Christianity was an international religion with foreign origins, and like many elite cultural constructions of the pre-modern oikoumene its existed operationally as a social network across the various cities around which elites congregated. In some ways the vast sea of villages which filled in the landscape were untouched by many of the cultural innovations occurring in the cities. A Neolithic person might be confused by some aspects of Roman village life (in particular, access to standardized manufactured goods), but they would be totally flabbergasted by the city of Rome.

Over the 200 years between 400 AD and 600 AD the population of Rome probably went from ~500,000 to ~50,000. The decline of the Western Empire and the period of the Gothic Wars choked off the economic subsidies which could maintain the city’s population by drawing newcomers. And yet the Bishop of Rome, the Pope, remained in the city. If Patrick and I are correct then medieval Rome was repopulated by the descendants of peasants from Lazio, the hinterlands around the city.

Some scholars, albeit often from a partisan Protestant viewpoint, have suggested that the Western Christian Church of the early Middle Ages did not truly Christianize the peasantry. Whether this is true or not, it does seem to correct to say that deeply rooted popular Christianity took many centuries to become pervasive in rural areas. Despite their relative decline in the medieval period, both substantively and in terms of cultural prestige, cities remained remained the stalwart redoubts of Roman Christianity. They were the braintrust of European civilization, even if they were not demographically self-sustaining.

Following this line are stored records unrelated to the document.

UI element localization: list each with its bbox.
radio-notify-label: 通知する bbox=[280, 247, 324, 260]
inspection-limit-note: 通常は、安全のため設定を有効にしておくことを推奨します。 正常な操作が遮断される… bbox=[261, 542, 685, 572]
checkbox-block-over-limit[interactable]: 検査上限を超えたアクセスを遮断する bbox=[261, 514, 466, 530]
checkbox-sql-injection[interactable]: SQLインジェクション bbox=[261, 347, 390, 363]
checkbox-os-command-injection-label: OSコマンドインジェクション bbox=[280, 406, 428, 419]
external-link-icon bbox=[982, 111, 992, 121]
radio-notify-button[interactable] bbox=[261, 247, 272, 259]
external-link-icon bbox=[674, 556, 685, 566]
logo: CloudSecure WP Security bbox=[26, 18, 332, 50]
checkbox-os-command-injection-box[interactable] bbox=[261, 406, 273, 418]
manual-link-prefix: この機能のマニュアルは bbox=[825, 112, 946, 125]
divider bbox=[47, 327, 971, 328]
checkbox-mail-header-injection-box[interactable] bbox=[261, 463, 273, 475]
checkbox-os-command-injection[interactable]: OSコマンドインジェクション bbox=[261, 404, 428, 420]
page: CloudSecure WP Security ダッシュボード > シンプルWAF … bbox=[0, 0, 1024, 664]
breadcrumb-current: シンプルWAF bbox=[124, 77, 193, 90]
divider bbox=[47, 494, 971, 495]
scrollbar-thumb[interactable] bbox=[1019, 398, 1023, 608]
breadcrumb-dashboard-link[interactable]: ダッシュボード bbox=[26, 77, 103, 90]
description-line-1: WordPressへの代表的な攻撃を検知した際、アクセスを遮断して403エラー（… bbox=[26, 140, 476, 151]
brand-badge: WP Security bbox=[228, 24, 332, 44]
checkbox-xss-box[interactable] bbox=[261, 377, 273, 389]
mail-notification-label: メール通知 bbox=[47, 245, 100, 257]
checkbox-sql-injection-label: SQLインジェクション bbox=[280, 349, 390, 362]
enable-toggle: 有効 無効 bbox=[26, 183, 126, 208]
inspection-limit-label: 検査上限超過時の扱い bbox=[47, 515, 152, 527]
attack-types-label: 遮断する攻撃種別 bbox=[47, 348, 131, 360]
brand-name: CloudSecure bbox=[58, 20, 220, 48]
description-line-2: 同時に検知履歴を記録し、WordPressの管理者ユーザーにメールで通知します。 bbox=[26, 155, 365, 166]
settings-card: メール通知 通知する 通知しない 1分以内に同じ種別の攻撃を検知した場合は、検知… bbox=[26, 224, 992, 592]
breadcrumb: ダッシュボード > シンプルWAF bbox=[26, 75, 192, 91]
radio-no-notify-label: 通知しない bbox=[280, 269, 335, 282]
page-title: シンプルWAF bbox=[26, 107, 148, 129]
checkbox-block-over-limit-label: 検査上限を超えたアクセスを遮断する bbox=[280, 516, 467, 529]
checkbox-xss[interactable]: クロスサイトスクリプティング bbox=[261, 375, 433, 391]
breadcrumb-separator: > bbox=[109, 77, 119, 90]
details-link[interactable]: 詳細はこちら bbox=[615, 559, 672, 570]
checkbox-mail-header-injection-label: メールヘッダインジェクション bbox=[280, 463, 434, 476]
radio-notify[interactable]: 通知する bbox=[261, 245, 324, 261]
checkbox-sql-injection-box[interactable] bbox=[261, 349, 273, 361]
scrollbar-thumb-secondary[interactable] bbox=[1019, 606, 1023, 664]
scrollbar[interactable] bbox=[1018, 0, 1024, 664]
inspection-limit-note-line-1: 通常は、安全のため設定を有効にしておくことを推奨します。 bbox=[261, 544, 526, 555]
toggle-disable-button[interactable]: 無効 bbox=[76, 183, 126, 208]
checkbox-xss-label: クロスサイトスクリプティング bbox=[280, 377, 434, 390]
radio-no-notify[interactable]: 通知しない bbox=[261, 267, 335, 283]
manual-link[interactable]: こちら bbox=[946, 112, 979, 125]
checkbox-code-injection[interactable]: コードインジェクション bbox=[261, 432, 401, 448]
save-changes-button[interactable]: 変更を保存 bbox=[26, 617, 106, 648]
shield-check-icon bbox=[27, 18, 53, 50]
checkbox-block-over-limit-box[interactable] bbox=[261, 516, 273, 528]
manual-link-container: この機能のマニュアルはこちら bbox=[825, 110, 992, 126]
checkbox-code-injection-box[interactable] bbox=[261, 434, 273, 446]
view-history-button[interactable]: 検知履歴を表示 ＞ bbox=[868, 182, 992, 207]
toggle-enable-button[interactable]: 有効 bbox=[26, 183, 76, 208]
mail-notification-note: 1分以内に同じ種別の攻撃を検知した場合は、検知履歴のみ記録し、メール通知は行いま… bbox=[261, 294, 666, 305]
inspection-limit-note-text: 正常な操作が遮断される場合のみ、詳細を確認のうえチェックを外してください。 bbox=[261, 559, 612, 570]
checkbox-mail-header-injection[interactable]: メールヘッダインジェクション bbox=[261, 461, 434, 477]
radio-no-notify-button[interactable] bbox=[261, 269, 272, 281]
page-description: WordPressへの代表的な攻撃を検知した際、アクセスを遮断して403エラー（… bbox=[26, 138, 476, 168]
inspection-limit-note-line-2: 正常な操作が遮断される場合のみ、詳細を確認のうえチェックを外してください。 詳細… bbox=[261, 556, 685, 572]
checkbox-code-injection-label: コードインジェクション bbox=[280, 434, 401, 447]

To a great extent the last ten years has seen a refutation of “pots not peoples.” It turns out that many of the archaeological transitions seen in the physical record correlate with demographic changes inferred from genetic changes. And yet we know from history that some peoples and social groups which were highly influential left far less of a demographic footprint. I suspect that the rise of cities and complex polities transformed the “pots not peoples” calculus significantly.

* Google the fact that about ten years ago Stark was dismissing reports that Americans were getting more secular as wishful thinking by biased liberal scholars. Who do you really think had a bias with hindsight?